心理学および神経科学の研究では、欲求が満たされた際に複数の神経伝達物質が分泌され、幸福感を形成するとされている。

ドーパミン:達成・期待・新奇性に関連。報酬系(中脳黒質〜側坐核)で活性化。

セロトニン:安定・安心感に関係。主に脳幹の縫線核で生成されるが、体内総量の約90%は腸内で産生されるとされる(腸脳相関)。

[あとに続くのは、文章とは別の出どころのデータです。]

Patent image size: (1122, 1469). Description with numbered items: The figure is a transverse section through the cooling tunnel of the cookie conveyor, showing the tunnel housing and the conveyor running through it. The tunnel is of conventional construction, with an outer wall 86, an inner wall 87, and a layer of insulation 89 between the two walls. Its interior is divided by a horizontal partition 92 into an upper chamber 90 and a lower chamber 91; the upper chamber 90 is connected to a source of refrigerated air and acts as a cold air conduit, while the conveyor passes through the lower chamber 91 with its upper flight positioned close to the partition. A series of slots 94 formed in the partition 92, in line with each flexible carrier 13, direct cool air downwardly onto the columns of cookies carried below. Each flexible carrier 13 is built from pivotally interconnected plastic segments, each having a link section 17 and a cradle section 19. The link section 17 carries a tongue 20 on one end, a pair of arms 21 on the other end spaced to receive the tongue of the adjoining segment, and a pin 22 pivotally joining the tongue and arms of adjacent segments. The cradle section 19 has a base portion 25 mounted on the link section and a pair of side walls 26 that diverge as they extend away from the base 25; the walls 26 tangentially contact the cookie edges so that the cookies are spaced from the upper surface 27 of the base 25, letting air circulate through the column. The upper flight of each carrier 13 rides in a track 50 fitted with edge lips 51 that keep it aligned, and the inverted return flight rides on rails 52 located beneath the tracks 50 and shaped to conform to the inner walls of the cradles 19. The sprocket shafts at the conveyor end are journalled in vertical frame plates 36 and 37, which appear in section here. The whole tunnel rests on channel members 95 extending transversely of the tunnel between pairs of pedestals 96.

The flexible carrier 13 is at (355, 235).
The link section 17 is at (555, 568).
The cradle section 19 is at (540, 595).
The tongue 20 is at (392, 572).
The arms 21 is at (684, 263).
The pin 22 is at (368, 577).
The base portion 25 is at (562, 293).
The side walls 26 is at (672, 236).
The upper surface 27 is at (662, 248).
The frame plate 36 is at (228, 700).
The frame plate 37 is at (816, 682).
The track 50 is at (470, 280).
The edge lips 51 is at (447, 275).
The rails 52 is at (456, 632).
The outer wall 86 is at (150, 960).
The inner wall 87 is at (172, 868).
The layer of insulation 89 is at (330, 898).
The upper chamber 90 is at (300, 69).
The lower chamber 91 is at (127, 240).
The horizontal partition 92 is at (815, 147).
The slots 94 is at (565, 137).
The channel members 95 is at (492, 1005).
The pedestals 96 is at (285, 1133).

オキシトシン:信頼・共感・愛着に関係。視床下部で生成され、社会的つながりを強化する作用がある。

👉 「ドーパミン優位」な現代社会では、達成・刺激を求める傾向が強まり、セロトニンやオキシトシンが不足しがち。
自然に触れる・十分な睡眠をとる・信頼できる人と関わるといった行動が、バランス回復に効果的とされている(出典:東邦大学名誉教授 有田秀穂『セロトニン脳』など)。

2. 「4因子」と心理的ウェルビーイング

前野隆司教授(慶應義塾大学システムデザイン・マネジメント研究科)の実証研究では、幸福感の高い人に共通する4つの心理因子が以下のような効果を持つと報告されている。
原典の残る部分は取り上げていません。